Noblesse et Royautés : Madame, Monseigneur, commençons par le commencement. Comment le prince Achille Murat a-t-il rencontré la princesse Salomé Dadiani qu’il a épousée à Paris en 1868 ?
Prince Alain Murat : La rencontre entre mon aïeul le prince Achille Murat et la princesse Salomé Dadiani a eu lieu à Paris.
Princesse Véronique Murat : La reine Catherine de Mingrélie était honorée par le tsar à Saint Pétersbourg avant que celui-ci ne la mette en résidence surveillée. Elle avait réussi à quitter le pays pour s’établir en France où elle espérait obtenir l’appui de l’empereur Napoléon III afin que son royaume redevienne indépendant.
Elle s’est très bien entendue avec l’impératrice Eugénie qu’elle connaissait en fait avant que celle-ci ne soit l’épouse de Napoléon III.
Prince Alain Murat : La reine Catherine (ci-dessus) était établie avec une cour de 80 personnes au Louvre et aux Tuileries. Nous sommes alors en pleine période post guerre de Crimée.
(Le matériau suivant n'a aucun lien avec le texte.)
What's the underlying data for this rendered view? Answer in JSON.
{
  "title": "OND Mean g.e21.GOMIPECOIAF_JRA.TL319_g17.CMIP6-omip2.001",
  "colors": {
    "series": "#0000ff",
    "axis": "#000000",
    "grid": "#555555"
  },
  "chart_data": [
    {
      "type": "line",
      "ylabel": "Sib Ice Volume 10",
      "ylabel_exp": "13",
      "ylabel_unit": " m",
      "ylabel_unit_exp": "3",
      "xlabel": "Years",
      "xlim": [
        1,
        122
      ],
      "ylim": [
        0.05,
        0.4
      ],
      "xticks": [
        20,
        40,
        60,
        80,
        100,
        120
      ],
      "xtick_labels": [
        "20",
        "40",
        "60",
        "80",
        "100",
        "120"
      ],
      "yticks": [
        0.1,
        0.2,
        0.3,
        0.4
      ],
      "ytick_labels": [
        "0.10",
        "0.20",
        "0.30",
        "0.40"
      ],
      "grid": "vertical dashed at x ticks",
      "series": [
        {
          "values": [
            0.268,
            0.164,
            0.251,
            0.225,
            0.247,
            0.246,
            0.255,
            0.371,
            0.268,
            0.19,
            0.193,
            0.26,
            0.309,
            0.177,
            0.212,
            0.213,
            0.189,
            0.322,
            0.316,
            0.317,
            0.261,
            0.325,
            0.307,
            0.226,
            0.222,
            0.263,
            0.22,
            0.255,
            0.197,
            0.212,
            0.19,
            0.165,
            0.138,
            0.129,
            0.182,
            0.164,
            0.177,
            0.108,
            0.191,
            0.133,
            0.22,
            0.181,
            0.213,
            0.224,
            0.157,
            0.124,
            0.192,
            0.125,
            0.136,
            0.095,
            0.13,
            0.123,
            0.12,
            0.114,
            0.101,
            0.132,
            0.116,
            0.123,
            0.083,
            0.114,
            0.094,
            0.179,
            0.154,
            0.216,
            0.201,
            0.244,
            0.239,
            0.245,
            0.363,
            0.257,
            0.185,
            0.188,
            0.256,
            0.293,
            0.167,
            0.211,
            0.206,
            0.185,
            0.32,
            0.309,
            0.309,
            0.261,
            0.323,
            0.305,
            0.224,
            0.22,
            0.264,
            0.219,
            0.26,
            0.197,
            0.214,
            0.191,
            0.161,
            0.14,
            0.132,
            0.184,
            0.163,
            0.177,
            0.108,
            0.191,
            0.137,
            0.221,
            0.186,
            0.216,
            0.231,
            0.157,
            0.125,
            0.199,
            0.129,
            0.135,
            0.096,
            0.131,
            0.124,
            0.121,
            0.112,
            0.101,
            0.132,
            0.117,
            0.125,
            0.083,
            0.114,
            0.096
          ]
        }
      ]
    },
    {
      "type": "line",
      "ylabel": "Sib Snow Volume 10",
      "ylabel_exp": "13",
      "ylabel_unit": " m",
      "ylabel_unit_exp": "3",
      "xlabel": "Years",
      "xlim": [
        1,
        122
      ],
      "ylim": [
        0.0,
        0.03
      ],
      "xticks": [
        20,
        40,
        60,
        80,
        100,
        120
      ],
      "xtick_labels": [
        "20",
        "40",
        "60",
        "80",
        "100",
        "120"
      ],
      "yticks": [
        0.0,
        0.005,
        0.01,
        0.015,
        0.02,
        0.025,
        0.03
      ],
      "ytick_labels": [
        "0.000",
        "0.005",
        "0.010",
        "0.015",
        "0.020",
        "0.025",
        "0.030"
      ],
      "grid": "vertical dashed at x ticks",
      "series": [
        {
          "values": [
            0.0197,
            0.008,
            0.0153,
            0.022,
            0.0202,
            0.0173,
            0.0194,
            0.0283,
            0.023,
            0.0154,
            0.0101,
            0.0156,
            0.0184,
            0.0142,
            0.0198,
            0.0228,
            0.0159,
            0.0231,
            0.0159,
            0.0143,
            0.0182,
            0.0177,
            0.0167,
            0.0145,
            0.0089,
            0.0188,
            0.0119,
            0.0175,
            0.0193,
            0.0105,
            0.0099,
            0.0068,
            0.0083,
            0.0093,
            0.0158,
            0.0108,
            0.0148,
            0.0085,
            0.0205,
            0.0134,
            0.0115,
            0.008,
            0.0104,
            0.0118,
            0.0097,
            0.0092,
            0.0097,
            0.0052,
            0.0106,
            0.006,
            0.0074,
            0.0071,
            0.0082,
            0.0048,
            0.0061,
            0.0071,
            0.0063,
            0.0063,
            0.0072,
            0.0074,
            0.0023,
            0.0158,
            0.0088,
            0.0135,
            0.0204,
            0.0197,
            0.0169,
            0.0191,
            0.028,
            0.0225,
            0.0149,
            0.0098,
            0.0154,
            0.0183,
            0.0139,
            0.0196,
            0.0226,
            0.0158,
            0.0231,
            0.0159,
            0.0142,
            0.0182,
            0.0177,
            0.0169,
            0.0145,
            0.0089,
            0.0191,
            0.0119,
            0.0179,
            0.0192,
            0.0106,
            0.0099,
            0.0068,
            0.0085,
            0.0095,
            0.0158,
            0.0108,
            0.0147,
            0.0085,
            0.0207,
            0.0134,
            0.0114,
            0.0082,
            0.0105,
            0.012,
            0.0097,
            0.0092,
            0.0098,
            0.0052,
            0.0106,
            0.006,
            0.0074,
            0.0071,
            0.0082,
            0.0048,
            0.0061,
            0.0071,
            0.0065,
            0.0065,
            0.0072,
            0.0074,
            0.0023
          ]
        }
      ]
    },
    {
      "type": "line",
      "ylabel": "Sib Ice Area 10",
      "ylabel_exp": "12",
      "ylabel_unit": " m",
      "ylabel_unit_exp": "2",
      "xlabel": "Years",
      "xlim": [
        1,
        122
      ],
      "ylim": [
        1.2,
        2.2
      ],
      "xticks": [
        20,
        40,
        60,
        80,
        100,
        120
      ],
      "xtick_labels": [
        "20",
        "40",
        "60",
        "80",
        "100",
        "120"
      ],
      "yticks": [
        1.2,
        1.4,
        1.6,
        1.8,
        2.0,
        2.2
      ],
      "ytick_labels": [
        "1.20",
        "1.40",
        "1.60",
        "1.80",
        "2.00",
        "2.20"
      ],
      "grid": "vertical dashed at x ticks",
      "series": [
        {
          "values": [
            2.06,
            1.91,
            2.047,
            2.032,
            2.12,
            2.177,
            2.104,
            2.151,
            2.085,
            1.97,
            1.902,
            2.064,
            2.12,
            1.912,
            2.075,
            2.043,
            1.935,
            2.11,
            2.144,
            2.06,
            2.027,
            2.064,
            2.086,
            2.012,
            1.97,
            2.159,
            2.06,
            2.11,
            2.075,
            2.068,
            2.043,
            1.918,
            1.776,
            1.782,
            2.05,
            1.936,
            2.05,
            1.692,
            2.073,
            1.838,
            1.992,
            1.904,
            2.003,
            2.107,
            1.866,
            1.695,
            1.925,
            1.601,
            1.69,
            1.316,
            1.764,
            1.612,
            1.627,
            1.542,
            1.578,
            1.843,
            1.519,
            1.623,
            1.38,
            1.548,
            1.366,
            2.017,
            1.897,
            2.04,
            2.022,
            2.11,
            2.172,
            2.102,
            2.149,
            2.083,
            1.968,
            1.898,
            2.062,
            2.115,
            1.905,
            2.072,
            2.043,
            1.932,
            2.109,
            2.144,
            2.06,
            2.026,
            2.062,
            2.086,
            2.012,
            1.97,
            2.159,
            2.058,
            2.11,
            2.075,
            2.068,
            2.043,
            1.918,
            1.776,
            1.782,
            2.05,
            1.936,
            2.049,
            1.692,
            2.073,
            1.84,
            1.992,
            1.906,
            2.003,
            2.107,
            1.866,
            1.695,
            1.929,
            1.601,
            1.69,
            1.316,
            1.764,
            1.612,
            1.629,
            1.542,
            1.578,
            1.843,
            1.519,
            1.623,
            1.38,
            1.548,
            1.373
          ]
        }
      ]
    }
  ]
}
Princesse Véronique Murat : Le premier prince de Mingrélie fut en 1143. La famille fit fortune grâce à l’or et aux droits de passage car c’était la route de la soie. On n’imagine pas mais encore en 1914-1918, Tbilissi était un lieu de passages pour cette fameuse route de la soie avec des caravanes comptant des chameaux !
Prince Alain Murat : La reine Catherine est accompagnée par sa fille la princesse Salomé. Il est alors décidé de favoriser un mariage entre la princesse et la famille impériale. Par extension, le choix se porte sur le prince Achille Murat qui est le petit-fils du prince Joachim Murat et de la princesse Caroline Bonaparte, sœur de l’empereur Napoléon I.
C’est clairement un mariage arrangé mais qui fonctionnera. Les noces sont célébrées à Paris en 1868.
Noblesse et Royautés : Comment se passe l’installation du prince Achille et de la princesse Salomé en Mingrélie ?
Prince Alain Murat : Dans un premier temps, le couple princier vit à Paris puis très fidèle à l’empereur, le suit dans son exil en Angleterre. Achille Murat sert en tant qu’aide de camp de l’empereur Napoléon III. A son décès, il est décidé de s’installer en Mingrélie.
Princesse Véronique Murat : La reine Catherine avait eu trois enfants. Elle est la dernière souveraine régnante de Mingrélie, annexée par le tsar Alexandre II. Son fils Nicolas (ci-dessus) a renoncé à ses droits en 1867 et s’est rapproché du tsar. Il n’a ensuite forcément plus mis un pied en Mingrélie. Son autre fils ne s’est pas marié et n’a pas eu de descendance. le prince Nicolas eut un fils également prénommé Nicolas qui mourut, sans descendance, de faim et de soif dans les prisons Mencheviks de Saint Pétersbourg en 1917.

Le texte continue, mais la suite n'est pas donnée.